Pense por um pouco nas formas de expressar carinho, amor, desejo, excitação, que você já presenciou. Deixe as cenas brotarem de sua memória, sua família seus pais, você mesmo, como acontecia?

Agora lembre-se de como você lidava com tudo isso, você era tímido, ousado, curioso? Tinha medo de fazer perguntas ou não?…contentava-se com qualquer resposta? Conversava com amigos(as) sobre suas dúvidas? Por último tente detectar a influência de tudo isso em sua sexualidade hoje.

A escolha sexual, passa por um processo físico, emocional e social. Como podemos perceber, recebemos modelos de comportamento em nossa educação e nascemos com características particulares. Aprendemos a nos vestir, a nos movimentar de forma “adequada”, ou esperada socialmente, a escolher o que comer, a torcer por um time, ou um esporte, a gostar de TV ou não. Tudo isso de forma explícita ou nem tanto, dependendo do grau de consciência dos educadores que cada um de nós teve. Da mesma forma aprendemos a “lidar” com nossa sexualidade.

As formas que buscamos para obter prazer relacionam-se a nossas fantasias, desejos, e as possibilidades de realizá-los. O ser humano é um complexo formado por razão, emoção e espiritualidade. O desejo é livre, podemos desejar muitas coisas, mas, a execução desses desejos passa pelo crivo da nossa razão e espiritualidade. O que quero dizer é que desejar  é expressão do humano que existe em nós, mas executar o desejo é expressão de nossa saúde interna, de nossa capacidade de adequação, ou habilidade para viver socialmente, e de nosso entendimento de mundo.

No brasil, a sexualidade é algo explorado e produto da mídia, somos o país das mulatas e dos biquínis. As crianças são estimuladas através das roupas, acessórios, TV, músicas e até algumas danças, a voltarem sua atenção para a sexualidade, algumas vezes perdendo com isso, seu espaço de serem crianças simplesmente  porque a sexualidade faz parte do mundo do jovem/adulto e não da infância.

Comerciais de TV, aludem a sexualidade, mulheres são associadas a cervejas ou ao prazer provocado por elas. A mídia é a expressão do imaginário humano,  refletindo idéias, valores, desejos e fantasias da atualidade. A mulher como objeto sexual ainda vende, mas o homem também passou a ser produto de consumo.

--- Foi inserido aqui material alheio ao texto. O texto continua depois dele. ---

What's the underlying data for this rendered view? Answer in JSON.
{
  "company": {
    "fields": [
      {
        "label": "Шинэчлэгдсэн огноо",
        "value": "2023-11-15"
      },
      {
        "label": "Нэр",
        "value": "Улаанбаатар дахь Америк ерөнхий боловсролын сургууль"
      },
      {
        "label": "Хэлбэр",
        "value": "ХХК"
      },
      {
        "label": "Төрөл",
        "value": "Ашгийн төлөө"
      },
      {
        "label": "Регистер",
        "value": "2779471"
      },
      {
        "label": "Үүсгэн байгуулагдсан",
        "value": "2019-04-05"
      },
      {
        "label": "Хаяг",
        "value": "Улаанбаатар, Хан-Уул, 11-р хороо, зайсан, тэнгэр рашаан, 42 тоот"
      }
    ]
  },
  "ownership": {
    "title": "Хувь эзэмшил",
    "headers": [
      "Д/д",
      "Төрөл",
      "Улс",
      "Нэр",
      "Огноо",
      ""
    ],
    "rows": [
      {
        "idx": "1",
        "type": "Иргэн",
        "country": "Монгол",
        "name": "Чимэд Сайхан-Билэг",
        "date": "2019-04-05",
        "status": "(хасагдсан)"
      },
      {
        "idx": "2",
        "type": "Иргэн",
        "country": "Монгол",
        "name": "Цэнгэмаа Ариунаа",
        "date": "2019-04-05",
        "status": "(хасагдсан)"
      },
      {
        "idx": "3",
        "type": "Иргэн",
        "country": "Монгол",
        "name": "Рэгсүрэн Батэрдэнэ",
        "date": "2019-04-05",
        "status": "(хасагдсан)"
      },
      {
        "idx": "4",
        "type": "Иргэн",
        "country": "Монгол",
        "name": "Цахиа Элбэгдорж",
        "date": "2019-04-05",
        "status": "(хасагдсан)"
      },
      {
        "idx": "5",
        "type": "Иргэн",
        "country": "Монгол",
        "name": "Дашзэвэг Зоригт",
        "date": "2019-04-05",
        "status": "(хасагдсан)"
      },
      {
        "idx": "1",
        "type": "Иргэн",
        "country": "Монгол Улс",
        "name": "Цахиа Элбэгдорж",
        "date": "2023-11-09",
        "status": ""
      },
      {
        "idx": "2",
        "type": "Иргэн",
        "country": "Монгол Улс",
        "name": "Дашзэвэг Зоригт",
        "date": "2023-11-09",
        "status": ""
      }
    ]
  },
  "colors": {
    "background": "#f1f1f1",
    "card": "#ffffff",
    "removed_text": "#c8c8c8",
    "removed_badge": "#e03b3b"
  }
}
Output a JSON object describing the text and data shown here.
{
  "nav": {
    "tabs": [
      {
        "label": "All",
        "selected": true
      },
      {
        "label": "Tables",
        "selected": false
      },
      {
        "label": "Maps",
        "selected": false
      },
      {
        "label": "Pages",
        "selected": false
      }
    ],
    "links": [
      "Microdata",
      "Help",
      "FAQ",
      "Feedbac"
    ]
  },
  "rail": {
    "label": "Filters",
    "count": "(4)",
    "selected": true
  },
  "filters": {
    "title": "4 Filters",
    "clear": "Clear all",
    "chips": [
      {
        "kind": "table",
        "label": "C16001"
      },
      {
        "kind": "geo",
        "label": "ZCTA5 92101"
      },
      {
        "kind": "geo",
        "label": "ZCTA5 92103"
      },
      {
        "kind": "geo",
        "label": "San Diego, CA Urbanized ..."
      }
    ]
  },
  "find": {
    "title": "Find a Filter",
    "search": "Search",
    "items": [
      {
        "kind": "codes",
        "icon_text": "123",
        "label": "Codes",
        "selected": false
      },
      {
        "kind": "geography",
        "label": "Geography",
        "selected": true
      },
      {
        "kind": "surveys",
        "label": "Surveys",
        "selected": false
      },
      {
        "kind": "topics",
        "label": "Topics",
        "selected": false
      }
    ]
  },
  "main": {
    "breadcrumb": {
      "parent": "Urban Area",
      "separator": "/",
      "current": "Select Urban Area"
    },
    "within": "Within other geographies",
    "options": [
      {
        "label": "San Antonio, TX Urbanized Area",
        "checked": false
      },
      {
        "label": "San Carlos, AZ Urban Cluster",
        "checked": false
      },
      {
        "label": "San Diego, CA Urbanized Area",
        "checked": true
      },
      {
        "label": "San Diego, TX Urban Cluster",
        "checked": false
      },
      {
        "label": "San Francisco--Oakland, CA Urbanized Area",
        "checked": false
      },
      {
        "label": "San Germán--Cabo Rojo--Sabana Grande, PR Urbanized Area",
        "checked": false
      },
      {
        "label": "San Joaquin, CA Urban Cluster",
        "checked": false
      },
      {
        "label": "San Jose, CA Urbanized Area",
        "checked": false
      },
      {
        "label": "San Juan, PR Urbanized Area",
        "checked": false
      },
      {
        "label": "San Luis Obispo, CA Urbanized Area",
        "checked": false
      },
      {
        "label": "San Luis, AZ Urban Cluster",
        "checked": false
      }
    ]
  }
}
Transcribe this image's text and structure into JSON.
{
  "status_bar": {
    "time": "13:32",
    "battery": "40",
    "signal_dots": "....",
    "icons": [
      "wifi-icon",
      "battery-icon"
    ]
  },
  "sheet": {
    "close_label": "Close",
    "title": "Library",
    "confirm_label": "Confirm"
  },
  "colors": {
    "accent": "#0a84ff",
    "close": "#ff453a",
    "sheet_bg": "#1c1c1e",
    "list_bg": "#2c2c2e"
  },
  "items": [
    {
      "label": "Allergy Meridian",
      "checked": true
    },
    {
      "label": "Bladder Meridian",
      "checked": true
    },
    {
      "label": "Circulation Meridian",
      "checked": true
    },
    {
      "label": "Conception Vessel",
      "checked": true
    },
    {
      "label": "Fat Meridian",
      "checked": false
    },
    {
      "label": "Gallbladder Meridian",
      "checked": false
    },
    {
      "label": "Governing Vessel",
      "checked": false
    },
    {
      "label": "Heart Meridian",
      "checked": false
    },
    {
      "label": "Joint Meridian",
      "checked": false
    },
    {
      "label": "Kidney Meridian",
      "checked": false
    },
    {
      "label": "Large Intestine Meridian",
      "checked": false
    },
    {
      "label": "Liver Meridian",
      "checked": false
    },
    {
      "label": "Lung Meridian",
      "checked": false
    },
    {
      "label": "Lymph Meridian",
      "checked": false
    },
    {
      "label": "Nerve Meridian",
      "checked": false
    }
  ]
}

Estamos numa época de reformulação de valores, idéias e crenças. O ser humano está sempre em evolução e transformação. Nossos entendimentos de bom e mau, certo e errado modificam-se de acordo com o prisma que escolhemos para decodificar a vida.

A sexualidade deve ser olhada e aceita como algo natural que faz parte do desenvolvimento, das descobertas, experiências pessoais e principalmente da expressão da vida. Para vivenciar a própria sexualidade sem culpas ou sofrimentos é necessário respeito próprio e enfrentamento dos próprios medos, conseguidos apenas através da ampla consciência de quem somos e da noção de nossas possibilidades e responsabilidades.